When conducting business deals with their fellow private citizens, people basically tend to be honest. Perhaps this is because we all secretly fear retribution and punishment, no matter how unlikely the consequences. Or maybe it’s just that we’re wired to realize that society can’t function if we’re constantly preoccupied with suspicion. Whatever the explanation, the bottom line is this: When you purchase something from a stranger, you can be reasonably certain that he or she will make good on their obligations.
But the equation changes a whole bunch when the transaction isn’t between two citizens, but rather between a citizen and the government. In such a scenario, people tend to work the angles as much as possible, even if the consequences of getting caught can be dire. We were reminded of this curious fact upon reading an account of the Indonesian government’s efforts to rid a Borneo district of bird flu:
To protect local residents from the worst possibilities, a total of 7,000 infected chickens were culled.
Local authorities paid the owners a compensation of Rp12,500 (US$1.40) for every culled chicken, Endang said.
However, not all people welcomed the amount of compensation.

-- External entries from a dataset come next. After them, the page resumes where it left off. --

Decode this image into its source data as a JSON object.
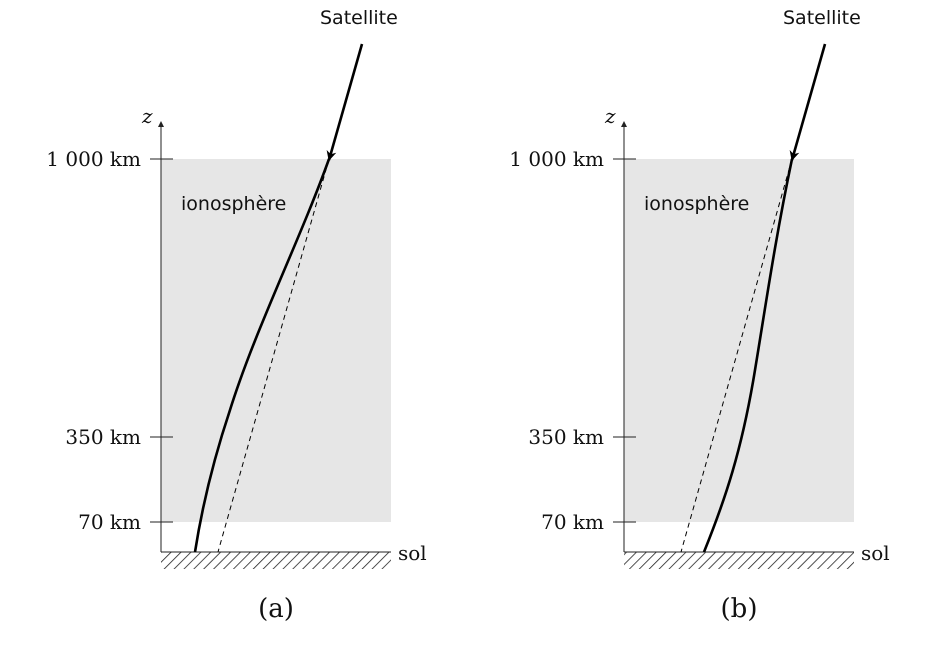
{
  "panels": [
    {
      "id": "a",
      "caption": "(a)",
      "axis_label": "z",
      "ticks": [
        "1 000 km",
        "350 km",
        "70 km"
      ],
      "region_label": "ionosphère",
      "source_label": "Satellite",
      "ground_label": "sol",
      "path_bend": "away"
    },
    {
      "id": "b",
      "caption": "(b)",
      "axis_label": "z",
      "ticks": [
        "1 000 km",
        "350 km",
        "70 km"
      ],
      "region_label": "ionosphère",
      "source_label": "Satellite",
      "ground_label": "sol",
      "path_bend": "toward"
    }
  ],
  "colors": {
    "ionosphere_fill": "#e6e6e6",
    "ray": "#000000",
    "axis": "#222222"
  }
}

Instead of giving up the positively infected chickens for culling, they hid the poultry and just handed over small chickens, he said.
As a result, the efforts to control and halt the spread of bird flu in Garut district were not so successful.
The first American parallel that popped to mind was the gaming of gun buyback programs, which have often been undermined by people who swap near-worthless firearms for disproportionate sums.
The main problem here, of course, is cynicism—a feeling among citizens that if there is no upside to playing by the government’s rules, since corruption or incompetence will ultimately cancel out any deal’s good intentions. That’s not an easy feeling to counter, especially since it’s often justified. (Eminent domain, anyone?) So maybe the only solution is to outsource buyback programs to private enterprise, who at least might be better equipped to determine fairer pricing than government bean counters. $1.40 per chicken strikes us as pretty low.